Mais puisqu’il faut bien, malgré tout, encadrer et diriger, solidarité, autonomie, responsabilité, participation s’inscrivent dans un contexte. Leur répondent ainsi chez les chefs des vertus miroirs, indispensables pour que tout ne s’étiole pas. Exigence et bienveillance sont alors les deux piliers qui doivent structurer l’action des commandants, des dirigeants. Exigence d’abord, bien sûr, vis-à-vis d’eux-mêmes pour cette exemplarité qu’ils doivent s’imposer et sans laquelle leur action ne recevra aucune bienveillance de leurs subordonnés. Mais exigence et bienveillance surtout pour ceux qui leur sont confiés. Sans exigence, un chef n’obtiendra rien et ne réussira rien. Sans bienveillance, il détruira tout, et ne construira rien non plus dans la durée. Exigence : « Voilà ce que j’attends de vous pour notre performance collective. » Bienveillance : « Que puis-je personnellement vous apporter ? » Avec tout ce qui en découle, naturellement : le vrai souci des autres (de chacun d’entre eux, y compris, et surtout, les plus modestes) ; leur prise en compte dans la globalité de leurs besoins, et de ceux de leur institution, entreprise, communauté ; la définition et la concrétisation d’un bien commun. Quel parcours pour nos équipages, nos collaborateurs ; quelles formations, quels cursus ? En bref, quel avenir pour eux ? Et quelle reconnaissance vont-ils trouver et recevoir ; et comment la manifester ? Cette reconnaissance sans laquelle il n’y a pas d’accomplissement. Le sens de chacun et du collectif ancre le chef dans la compréhension que commander, diriger est l’une des plus belles façons de servir ceux qui nous sont confiés.

L’énergie des choix

Mais le chef doit aussi être une énergie. S’il ne doit rester au bout du compte qu’une seule chose : son énergie. Celle qui met en mouvement, convainc, fait durer, vivre et gagner. Le vainqueur, c’est le dernier sur le champ de bataille, quel que soit le combat, celui qui a résisté aux assauts de l’ennemi comme de la mer. C’est quasi physique, première leçon de mer. Avec la culture, individuelle et collective… Cette culture, qui n’est pas que « générale » mais à comprendre dans son sens le plus large, provenant aussi bien du vécu, de l’observation et de l’expérience, de l’intelligence de l’esprit et de celle du coeur, que d’un enseignement académique, source alors de la connaissance mais aussi de l’intuition, du sixième sens et des bons réflexes. Elle est elle-même source d’énergie. Sans elle, en effet, pas de mise en perspective. Or, c’est dans la vision que l’on peut inscrire à la fois notre appareillage et notre action dans le long terme. Sinon, on reste à quai. Et, peut-être plus important encore, la culture est enfin notre ligne de foi. Équilibre de notre énergie, elle demeure notre amer le plus fondamental pour ne pas s’éloigner de la route, surtout lorsqu’il faut louvoyer au vent des récifs, pour savoir où aller et, plus encore, où ne pas aller.
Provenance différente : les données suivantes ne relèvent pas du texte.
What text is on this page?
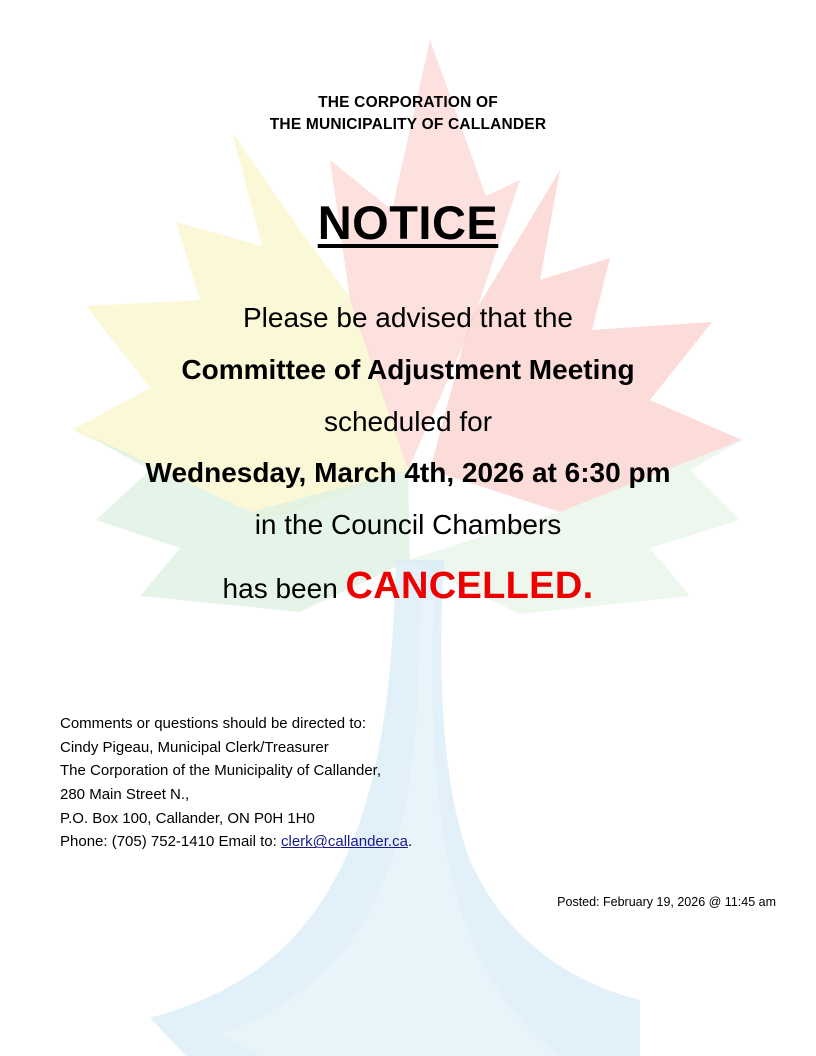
THE CORPORATION OF
THE MUNICIPALITY OF CALLANDER
NOTICE
Please be advised that the
Committee of Adjustment Meeting
scheduled for
Wednesday, March 4th, 2026 at 6:30 pm
in the Council Chambers
has been CANCELLED.
Comments or questions should be directed to:
Cindy Pigeau, Municipal Clerk/Treasurer
The Corporation of the Municipality of Callander,
280 Main Street N.,
P.O. Box 100, Callander, ON P0H 1H0
Phone: (705) 752-1410 Email to: clerk@callander.ca.
Posted: February 19, 2026 @ 11:45 am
Ensuite, à l’instar de l’équilibre entre énergie et culture, l’important chez un chef – sixième association –, ce n’est pas tant son intelligence ou son courage, mais bien plus la cohérence entre ces deux qualités. Cette harmonie, néanmoins, n’a rien de naturel. Intelligence et courage sont parallèlement nécessaires mais ne se nourrissent pas mutuellement. Plus un dirigeant sera intelligent, plus en effet il analysera et mesurera les embûches sur sa route, et plus il lui faudra être courageux pour accepter de les affronter. Sa capacité d’analyse risque de l’empêcher d’agir. Sa volonté devra prendre le relais, être à la hauteur. Sinon, il ne sera qu’un analyste excessif, un chef pessimiste tétanisé par les risques et les dangers inhérents à toute situation. Incapable de commander, il n’inspirera pas confiance, n’entraînera pas ses troupes, leur communiquera sa peur et suscitera leur mépris. Comprendre et prévoir ne sont pas des finalités mais des capacités qu’il faut savoir utiliser pour décider, pour sortir de l’immobilité de l’intelligence et passer à l’action, agir. Commander, diriger, manager, c’est d’abord faire des choix, avant de les faire appliquer. Il n’y a pas de confort intellectuel dans le commandement. Bien souvent, la « bonne solution » n’existe pas, et il faut choisir entre plusieurs « mauvaises » solutions. Il faut se préparer à ce genre de dilemme et, pour cela, cultiver des qualités auxquelles l’époque n’incite pas. Elle veut tout assurer… À l’inverse, un chef courageux mais crétin sera, lui aussi, très probablement une véritable catastrophe.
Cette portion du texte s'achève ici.